Google will argue that many of its actions were necessary. Anti-competitive behavior was done to protect the quality, privacy and safety of its users. For example, it wrote in its arguments that it developed header bidding to protect user privacy. If the DOJ forces Google to give others access to its tools, it will stifle its own innovation.

“For anyone that actually pays attention to any number of the scandals or lawsuits that Google faces, it’s kind of mind-boggling how they were able to write that with a straight face,” Garcia said.

Google will also argue that advertisers and publishers have choice in a robust ad tech ecosystem, and that its tools are dominant because they are superior.

“If your success is the result of hard work and innovation, and you have a better product, that is permissible under antitrust law,” said Driscoll. “Antitrust law is not meant to punish success. It’s meant to punish exclusionary conduct that has anti-competitive effects in the market.”

The potential repercussions

If Google is found guilty, the DOJ could ask for structural changes, such as divesting its sell-side business. Other changes would put an end to Google’s alleged exclusivity over the ad market. 

But the senior publishing executive said that while breaking up Google would be good for ad tech companies, it isn’t necessarily the best thing for publishers. 

“How do we make sure that if Google is found guilty, those remedies really are good at creating a fairer, better market for all players, and not just other ad tech companies?” they added.

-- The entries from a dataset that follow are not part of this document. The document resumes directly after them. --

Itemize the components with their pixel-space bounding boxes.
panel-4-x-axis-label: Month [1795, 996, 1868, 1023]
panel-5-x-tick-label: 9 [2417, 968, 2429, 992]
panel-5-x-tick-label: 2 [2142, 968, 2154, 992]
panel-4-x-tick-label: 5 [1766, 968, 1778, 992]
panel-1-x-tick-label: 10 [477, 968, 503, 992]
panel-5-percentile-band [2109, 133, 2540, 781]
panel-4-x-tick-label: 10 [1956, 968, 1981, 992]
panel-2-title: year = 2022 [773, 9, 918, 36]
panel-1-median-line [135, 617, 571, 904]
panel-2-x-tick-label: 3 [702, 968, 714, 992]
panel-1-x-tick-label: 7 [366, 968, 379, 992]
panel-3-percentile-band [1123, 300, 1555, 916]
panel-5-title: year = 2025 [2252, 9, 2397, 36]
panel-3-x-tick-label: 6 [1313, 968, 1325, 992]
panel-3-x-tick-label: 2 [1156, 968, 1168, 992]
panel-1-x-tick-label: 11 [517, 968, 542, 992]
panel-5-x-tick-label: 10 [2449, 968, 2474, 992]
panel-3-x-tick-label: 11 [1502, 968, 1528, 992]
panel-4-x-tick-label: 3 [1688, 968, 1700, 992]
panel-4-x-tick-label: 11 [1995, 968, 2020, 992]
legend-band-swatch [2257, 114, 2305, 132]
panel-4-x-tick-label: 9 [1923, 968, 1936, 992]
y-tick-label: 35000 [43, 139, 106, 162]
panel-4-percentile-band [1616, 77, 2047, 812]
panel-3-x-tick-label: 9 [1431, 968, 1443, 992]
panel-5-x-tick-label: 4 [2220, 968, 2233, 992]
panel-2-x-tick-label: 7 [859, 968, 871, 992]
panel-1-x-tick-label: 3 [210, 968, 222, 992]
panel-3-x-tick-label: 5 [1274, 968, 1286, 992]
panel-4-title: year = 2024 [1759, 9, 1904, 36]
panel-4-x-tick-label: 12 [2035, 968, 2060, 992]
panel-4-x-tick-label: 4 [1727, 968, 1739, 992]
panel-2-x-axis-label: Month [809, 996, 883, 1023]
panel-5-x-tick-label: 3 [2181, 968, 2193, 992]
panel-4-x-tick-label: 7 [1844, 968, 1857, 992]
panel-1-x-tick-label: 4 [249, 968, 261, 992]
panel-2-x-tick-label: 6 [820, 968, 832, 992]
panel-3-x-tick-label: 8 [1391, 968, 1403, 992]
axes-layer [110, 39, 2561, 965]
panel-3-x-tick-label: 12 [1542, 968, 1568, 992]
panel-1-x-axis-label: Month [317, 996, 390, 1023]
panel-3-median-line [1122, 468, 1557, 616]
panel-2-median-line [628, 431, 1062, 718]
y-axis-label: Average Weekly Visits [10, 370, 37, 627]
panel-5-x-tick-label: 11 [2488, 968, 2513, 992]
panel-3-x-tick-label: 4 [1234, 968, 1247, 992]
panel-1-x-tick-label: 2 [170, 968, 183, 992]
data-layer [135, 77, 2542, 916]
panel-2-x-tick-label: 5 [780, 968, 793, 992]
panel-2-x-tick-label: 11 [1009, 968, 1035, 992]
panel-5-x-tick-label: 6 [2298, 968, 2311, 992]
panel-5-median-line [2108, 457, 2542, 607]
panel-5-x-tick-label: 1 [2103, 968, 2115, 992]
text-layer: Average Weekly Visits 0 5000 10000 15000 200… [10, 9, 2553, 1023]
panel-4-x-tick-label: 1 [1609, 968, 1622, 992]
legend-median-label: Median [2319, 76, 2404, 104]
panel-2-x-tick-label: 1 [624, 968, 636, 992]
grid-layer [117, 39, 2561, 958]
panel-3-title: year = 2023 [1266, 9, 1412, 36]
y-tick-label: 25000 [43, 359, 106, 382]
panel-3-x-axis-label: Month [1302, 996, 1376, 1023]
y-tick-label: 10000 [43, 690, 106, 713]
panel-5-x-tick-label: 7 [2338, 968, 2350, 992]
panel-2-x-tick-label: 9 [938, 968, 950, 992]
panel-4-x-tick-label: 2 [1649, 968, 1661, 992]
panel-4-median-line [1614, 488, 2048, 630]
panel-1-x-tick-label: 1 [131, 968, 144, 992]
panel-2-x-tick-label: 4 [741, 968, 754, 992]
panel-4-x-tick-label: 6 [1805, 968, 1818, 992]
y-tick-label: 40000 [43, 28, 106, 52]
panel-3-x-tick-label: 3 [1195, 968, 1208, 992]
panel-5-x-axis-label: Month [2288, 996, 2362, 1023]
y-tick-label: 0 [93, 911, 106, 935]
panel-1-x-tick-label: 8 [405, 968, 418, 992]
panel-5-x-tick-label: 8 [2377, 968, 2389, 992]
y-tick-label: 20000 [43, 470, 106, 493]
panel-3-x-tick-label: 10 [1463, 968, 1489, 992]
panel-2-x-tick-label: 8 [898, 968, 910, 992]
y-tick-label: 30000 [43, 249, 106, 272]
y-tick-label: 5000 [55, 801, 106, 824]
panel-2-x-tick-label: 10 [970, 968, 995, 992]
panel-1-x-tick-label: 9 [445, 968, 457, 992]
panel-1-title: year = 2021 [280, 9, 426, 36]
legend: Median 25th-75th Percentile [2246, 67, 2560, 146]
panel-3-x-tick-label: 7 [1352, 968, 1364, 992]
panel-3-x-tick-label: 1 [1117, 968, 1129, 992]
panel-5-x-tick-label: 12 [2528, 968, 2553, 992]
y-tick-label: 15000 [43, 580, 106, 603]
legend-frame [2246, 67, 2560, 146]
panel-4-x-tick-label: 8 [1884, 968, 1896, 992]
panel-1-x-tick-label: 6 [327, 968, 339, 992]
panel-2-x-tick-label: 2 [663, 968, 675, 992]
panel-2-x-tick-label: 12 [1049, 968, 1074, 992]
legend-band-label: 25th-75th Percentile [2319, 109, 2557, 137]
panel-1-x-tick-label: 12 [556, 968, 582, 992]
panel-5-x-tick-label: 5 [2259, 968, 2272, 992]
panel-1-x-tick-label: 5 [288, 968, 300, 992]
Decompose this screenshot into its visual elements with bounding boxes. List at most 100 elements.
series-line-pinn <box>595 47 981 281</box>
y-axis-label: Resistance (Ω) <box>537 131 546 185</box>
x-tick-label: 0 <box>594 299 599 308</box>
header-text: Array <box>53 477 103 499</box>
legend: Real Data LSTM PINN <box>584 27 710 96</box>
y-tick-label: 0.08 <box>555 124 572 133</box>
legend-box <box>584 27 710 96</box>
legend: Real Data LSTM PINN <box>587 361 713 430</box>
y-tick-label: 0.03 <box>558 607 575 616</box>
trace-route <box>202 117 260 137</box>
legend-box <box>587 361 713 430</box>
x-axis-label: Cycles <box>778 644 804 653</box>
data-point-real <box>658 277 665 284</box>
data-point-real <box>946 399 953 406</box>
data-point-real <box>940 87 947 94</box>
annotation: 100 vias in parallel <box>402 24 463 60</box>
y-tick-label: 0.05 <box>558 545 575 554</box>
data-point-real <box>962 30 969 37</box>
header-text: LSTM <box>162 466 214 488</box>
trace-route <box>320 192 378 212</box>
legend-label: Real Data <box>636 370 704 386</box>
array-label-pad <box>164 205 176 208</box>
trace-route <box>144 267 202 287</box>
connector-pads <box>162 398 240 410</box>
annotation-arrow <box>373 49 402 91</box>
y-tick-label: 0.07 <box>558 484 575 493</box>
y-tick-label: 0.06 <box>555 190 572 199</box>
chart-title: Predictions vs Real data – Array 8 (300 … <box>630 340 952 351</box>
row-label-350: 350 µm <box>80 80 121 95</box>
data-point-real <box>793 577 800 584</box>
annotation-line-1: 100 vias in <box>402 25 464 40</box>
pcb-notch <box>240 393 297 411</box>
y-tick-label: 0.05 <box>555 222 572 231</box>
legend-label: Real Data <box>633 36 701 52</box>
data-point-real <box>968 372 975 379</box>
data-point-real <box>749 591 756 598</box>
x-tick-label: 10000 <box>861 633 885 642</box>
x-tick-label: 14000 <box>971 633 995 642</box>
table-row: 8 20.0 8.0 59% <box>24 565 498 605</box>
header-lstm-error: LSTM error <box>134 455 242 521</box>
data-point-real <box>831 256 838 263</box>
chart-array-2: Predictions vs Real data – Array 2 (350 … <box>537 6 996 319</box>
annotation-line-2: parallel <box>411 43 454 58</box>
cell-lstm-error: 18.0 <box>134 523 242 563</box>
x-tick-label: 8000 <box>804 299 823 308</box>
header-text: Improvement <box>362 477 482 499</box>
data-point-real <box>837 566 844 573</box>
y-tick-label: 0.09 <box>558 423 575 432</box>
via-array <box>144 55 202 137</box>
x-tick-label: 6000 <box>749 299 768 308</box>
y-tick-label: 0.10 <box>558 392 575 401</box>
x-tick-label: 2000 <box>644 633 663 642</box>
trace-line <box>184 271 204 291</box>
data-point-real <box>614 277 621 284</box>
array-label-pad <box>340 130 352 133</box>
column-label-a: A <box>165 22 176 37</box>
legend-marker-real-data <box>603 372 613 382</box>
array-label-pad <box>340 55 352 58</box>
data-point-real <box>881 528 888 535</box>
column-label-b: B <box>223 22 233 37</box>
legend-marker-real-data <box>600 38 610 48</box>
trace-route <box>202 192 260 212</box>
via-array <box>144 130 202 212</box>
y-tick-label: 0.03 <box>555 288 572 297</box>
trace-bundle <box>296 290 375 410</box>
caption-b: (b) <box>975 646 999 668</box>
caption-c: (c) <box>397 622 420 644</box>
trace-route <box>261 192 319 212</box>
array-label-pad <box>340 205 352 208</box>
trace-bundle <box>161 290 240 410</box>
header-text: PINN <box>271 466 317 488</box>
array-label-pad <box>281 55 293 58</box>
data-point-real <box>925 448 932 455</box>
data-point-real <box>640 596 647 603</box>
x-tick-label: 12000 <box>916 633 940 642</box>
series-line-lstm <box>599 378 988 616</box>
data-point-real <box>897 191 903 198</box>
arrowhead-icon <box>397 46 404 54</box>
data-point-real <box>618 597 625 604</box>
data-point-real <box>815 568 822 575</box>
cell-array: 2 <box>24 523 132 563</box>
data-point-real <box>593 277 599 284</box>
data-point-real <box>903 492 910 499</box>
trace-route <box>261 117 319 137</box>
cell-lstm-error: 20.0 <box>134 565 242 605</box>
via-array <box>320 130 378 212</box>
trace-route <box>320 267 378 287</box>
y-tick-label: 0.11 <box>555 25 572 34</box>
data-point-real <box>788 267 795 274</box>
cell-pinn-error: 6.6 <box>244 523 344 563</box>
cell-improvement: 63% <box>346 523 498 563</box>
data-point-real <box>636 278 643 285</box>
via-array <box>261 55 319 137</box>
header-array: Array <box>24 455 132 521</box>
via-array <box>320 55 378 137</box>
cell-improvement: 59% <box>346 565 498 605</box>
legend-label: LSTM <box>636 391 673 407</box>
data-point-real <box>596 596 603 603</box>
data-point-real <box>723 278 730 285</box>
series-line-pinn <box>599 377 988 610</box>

There’s also a chance that Google is found not guilty, considering it is not as dominant in online advertising as it once was, the executive added.

“They’re still very powerful, but they have a lot of competition,” they said. “It’s interesting that this case is happening at a time when they’re actually the least dominant they’ve been in a while.”

Regardless of the outcome, the case will “kickstart or reinvigorate the conversation about regulation and the need for real oversight,” Check My Ads’ Garcia said. 

“It’s a daunting time for Big Tech, and whatever remedy is ordered by the District Court of the District of Columbia may be a harbinger of what other companies will face,” Driscoll said.